Expand avenues for exiting equity investments by improving the efficiency of mergers and acquisitions and reorganizations, streamlining channels for domestic and overseas listings of invested enterprises, enhancing the capabilities of fund share transfer platforms, fostering the growth of S-funds, and initiating pilot projects for distributing shares in kind.

Part VI

Implementing fiscal and tax incentives, totaling 3 articles

Efforts will be made to effectively coordinate and implement existing tax preferential policies within the venture capital industry. This involves establishing and enhancing an information-sharing mechanism among regulatory bodies such as the securities supervision, development and reform, and taxation departments. This aims to ensure accurate dissemination and utilization of tax benefits within the industry. Promote equity investment clusters to award step performance incentives to acknowledged VC enterprises or individual partners, thereby encouraging long-term investment strategies.

Part VII

Facilitating industry-linked innovative development, totaling 4 articles

Drawing on systemic innovations such as the Shanghai Science and Innovation Financial Reform Pilot Zone, alongside leveraging the synergies between Shanghai's international financial center and its science and innovation center construction, we will advance industry linkage and innovation across various fronts.
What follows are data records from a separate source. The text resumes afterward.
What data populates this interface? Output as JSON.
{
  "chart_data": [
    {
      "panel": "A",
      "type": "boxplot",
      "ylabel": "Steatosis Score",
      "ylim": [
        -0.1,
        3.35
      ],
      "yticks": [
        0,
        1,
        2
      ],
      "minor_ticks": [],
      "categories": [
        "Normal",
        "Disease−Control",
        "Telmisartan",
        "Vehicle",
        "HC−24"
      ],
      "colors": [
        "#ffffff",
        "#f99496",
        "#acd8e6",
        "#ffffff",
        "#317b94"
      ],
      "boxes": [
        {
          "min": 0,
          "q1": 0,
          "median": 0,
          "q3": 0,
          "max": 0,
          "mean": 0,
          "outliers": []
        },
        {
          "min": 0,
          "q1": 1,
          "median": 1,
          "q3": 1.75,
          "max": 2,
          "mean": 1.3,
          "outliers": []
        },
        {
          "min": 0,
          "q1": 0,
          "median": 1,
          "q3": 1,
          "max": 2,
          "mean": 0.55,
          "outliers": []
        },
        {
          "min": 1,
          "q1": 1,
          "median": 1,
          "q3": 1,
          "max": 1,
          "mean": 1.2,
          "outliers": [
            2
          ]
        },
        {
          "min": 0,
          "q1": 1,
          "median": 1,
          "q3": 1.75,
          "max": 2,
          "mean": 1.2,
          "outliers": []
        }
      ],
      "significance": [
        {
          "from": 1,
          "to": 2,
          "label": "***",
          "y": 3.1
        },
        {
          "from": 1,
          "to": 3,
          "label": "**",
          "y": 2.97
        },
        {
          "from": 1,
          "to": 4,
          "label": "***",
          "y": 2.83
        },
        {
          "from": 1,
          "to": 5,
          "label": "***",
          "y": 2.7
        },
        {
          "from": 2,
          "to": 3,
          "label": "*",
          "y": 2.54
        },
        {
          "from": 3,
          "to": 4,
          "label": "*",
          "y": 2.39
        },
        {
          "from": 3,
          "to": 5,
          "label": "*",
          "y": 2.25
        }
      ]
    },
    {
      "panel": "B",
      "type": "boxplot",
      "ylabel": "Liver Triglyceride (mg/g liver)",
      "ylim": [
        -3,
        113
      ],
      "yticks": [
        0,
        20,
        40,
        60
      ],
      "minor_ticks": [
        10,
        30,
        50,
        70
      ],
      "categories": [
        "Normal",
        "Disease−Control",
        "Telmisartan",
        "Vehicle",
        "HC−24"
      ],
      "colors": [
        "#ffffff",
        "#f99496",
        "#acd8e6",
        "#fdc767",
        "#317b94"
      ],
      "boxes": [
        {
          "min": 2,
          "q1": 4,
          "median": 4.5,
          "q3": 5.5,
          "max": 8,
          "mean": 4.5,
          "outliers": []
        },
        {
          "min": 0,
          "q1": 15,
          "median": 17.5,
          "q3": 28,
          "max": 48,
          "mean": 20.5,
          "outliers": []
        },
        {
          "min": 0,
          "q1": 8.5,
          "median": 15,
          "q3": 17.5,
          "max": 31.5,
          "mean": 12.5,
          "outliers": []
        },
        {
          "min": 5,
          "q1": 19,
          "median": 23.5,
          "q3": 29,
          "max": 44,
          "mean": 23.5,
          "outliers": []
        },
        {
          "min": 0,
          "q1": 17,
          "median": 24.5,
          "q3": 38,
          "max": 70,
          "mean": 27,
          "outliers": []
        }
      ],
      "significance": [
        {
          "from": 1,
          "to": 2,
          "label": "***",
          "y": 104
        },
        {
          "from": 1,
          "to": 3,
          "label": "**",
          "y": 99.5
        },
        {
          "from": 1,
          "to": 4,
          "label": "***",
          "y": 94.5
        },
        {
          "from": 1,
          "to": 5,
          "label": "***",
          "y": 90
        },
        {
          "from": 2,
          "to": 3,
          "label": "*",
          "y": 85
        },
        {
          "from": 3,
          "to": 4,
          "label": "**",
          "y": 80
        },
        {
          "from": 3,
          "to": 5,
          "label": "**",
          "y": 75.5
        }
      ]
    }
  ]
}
This includes supporting the listing of equity investment fund managers, enabling equity investment institutions to issue debt, fostering innovation in investment and loan linkages, and deepening the QFLP pilot program.

Part VIII

High-quality Construction of Equity Investment Clusters, totaling 4 articles

Equity investment cluster areas establish district-level guidance funds of no less than 10 billion yuan, develop functional platforms like comprehensive service centers, and enhance comprehensive services for equity investment. Provide support for equity investment fund managers to enhance their professional capabilities. Enhance attraction services for key institutions and professionals. Improve coordination in industry development and provide collaborative support and service provision to tackle common challenges encountered by the sector.

Part IX

Strengthen the construction of industry social organizations, totaling 2 articles

Leverage the capabilities of industry social organizations, bolster the establishment of professional committees, support them in conducting specialized research in key industry areas, and organize high-level dialogues, branded forums, as well as thematic seminars and salons in Shanghai within the realm of equity investment.